Let’s not get lost in superfluous exegesis. Since the beginning, the “pension reform” is nothing but a brigandage covered by a camarilla of politicians of the right and the left. Our pension is neither a contribution for a fulfilled service, nor the deferred counterpart of contributions, the pension is our prolonged salary calculated from a reference amount. Under the regime of capitalist accumulation and wage slavery, targeting pensions, or unemployment benefits, amounts for capital to increase the level of exploitation of labor both relatively and absolutely. A real racketeering, as some say, which nevertheless takes a particular turn. It is at this precise moment of our existence, when our bodies have become vulnerable and our health largely damaged by years of exploitation, that Macron and his coterie intend to strike us an additional blow. The ultimate, before pouring us into the pit…

To smash them in order not to be smashed anymore!

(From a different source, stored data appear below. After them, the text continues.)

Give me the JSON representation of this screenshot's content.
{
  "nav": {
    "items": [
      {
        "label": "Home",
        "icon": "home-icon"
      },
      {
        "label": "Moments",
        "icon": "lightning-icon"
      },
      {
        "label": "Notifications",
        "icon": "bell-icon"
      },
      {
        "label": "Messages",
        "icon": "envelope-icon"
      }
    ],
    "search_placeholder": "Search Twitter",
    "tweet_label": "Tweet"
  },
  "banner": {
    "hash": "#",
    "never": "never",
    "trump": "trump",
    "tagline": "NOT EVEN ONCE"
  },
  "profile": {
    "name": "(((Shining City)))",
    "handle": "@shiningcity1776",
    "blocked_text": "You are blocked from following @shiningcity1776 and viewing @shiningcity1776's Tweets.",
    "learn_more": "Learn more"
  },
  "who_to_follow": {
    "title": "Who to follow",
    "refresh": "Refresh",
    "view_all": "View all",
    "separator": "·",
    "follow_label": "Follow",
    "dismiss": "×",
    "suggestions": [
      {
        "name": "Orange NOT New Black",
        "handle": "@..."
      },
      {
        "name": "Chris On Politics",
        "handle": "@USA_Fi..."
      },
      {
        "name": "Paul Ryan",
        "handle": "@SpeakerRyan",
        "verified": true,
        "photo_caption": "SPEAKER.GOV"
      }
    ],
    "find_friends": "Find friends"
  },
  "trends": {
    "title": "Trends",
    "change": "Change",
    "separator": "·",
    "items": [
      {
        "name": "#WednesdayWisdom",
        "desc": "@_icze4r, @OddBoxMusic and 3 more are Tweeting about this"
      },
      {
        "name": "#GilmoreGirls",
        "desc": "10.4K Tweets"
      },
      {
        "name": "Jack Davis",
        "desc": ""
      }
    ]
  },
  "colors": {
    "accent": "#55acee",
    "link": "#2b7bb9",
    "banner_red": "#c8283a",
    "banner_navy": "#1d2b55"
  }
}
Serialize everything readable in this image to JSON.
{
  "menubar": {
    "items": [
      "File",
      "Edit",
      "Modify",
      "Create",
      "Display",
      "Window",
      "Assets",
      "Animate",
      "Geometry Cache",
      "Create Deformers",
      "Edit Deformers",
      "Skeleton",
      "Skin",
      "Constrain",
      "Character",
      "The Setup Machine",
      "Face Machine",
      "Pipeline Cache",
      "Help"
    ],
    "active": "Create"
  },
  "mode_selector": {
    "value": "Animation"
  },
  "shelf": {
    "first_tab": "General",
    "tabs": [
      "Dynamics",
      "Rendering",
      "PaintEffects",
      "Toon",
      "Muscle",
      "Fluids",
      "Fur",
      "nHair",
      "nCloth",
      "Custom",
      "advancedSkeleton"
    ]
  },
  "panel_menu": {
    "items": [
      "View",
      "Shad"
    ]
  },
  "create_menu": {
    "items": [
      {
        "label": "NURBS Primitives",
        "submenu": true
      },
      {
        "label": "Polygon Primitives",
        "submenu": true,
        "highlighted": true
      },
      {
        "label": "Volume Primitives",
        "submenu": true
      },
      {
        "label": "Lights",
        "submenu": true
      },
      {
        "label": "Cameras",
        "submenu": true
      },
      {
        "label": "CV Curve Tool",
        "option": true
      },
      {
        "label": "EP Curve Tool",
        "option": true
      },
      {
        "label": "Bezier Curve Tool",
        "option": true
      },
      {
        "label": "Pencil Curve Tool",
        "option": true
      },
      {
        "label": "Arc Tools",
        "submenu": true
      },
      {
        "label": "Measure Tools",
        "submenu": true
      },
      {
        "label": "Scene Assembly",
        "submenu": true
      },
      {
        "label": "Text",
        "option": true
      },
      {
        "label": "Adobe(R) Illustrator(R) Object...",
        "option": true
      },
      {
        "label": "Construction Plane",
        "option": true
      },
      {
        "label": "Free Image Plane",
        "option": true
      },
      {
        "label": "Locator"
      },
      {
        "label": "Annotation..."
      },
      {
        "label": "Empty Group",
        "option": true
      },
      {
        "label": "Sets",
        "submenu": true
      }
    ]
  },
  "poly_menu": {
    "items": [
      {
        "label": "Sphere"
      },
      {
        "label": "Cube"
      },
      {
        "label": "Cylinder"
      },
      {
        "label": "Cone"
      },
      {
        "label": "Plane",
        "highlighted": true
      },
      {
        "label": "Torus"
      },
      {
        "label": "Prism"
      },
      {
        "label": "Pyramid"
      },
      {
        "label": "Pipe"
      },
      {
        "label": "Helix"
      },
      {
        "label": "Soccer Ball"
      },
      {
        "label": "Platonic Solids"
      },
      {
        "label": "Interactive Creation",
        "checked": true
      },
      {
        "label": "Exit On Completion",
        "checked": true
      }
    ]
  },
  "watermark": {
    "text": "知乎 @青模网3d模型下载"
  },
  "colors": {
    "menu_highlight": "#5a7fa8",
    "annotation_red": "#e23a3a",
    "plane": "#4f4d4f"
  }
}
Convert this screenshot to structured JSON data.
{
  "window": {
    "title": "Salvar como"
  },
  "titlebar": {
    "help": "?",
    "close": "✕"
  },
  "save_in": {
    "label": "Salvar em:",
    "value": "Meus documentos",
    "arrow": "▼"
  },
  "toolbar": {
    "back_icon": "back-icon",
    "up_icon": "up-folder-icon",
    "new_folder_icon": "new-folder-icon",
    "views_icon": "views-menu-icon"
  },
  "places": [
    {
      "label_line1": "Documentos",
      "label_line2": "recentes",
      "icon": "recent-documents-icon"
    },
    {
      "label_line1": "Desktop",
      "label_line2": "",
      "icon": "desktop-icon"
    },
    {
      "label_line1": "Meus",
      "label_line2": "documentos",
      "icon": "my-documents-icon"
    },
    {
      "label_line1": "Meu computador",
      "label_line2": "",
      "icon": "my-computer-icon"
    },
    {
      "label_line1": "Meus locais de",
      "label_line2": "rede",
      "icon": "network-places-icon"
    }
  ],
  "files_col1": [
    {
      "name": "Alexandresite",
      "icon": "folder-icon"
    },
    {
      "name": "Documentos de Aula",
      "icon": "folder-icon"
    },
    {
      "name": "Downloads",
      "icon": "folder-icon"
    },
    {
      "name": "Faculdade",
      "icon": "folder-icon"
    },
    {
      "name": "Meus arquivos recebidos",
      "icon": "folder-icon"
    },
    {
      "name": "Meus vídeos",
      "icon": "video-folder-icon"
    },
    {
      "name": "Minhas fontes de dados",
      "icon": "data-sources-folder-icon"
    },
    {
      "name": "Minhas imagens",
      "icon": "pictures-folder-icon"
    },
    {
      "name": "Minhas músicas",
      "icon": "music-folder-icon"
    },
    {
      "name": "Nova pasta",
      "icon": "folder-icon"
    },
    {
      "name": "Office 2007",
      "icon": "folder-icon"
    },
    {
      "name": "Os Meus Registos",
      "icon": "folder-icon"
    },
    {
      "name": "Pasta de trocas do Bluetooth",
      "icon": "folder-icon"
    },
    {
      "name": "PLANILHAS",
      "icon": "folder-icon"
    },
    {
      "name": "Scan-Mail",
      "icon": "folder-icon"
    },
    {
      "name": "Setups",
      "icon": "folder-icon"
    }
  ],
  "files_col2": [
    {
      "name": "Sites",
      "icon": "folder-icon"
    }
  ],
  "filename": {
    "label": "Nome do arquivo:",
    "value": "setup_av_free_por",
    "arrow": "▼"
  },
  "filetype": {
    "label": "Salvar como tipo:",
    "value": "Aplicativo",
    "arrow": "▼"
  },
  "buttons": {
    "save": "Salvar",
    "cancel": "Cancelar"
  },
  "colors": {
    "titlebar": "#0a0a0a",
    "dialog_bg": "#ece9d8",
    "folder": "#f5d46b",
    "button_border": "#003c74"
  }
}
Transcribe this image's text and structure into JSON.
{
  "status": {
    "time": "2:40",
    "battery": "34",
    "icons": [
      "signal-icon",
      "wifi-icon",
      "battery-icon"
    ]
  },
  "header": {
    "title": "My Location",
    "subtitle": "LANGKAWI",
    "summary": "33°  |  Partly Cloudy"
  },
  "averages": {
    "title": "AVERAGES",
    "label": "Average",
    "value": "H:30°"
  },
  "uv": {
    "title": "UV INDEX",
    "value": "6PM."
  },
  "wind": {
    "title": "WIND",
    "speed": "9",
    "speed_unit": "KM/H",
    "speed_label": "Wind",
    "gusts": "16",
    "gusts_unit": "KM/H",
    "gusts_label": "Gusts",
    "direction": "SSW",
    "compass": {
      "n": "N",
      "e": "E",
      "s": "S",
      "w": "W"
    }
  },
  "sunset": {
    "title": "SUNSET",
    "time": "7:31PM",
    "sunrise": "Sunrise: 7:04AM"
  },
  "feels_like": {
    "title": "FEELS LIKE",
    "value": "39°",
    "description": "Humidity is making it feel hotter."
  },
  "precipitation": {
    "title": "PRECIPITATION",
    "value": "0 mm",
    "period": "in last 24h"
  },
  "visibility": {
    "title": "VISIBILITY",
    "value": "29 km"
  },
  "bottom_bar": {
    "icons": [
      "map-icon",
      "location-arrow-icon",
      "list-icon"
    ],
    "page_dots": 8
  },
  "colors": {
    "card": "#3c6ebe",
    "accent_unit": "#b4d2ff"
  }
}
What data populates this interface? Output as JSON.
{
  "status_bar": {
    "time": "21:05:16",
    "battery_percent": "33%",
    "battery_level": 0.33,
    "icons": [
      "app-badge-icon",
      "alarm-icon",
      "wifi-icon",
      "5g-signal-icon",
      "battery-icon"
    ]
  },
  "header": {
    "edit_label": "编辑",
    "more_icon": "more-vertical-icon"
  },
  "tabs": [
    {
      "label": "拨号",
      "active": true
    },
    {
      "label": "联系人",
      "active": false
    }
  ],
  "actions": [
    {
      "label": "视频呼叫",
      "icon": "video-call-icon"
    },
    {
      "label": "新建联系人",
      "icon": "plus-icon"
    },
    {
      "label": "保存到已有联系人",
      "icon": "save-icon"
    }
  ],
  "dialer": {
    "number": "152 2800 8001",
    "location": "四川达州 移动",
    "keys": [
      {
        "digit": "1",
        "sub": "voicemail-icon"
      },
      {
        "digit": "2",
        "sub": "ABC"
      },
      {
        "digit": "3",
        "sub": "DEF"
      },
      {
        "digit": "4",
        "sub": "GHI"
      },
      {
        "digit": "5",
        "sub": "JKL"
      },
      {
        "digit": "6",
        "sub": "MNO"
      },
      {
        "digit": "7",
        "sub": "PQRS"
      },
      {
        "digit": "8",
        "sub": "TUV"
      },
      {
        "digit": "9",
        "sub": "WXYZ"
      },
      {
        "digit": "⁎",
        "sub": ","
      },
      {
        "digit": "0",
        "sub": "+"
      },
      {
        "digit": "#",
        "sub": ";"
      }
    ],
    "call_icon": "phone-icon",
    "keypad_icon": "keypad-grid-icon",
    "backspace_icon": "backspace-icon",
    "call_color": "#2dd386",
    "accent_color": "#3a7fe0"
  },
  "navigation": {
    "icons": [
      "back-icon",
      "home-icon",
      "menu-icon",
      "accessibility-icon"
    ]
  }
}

We will win against this government only if we manage, as it was the case with the Yellow Vests movement, to thwart its plans, to make us unpredictable and to inspire fear. For this, we must learn from the latest struggles on the terrain of class war. A strike is of course the indispensable weapon. The strike must immediately take root in strategic sectors like energy, transport and communications. It must allow us to quickly occupy a position of strength, but this scenario alone will not be sufficient or satisfactory. And beware, time is running out!

In December, the strike of SNCF controllers, which had a 90% majority and was controlled by the rank and files, immediately put the company’s management under pressure and made the Minister of Transport panicking. Dazed, Clément Beaune denounced the movement as being “outside the social dialogue”. For once, a truth was coming out of the mouth of a politician. Only a dynamic of this nature, massive, impelled and controlled by a determined base and escaping the maneuvers of the apparatuses will allow to thwart the attempts of division which will bloom quickly. The state fears nothing but what is foreign to it in every respect!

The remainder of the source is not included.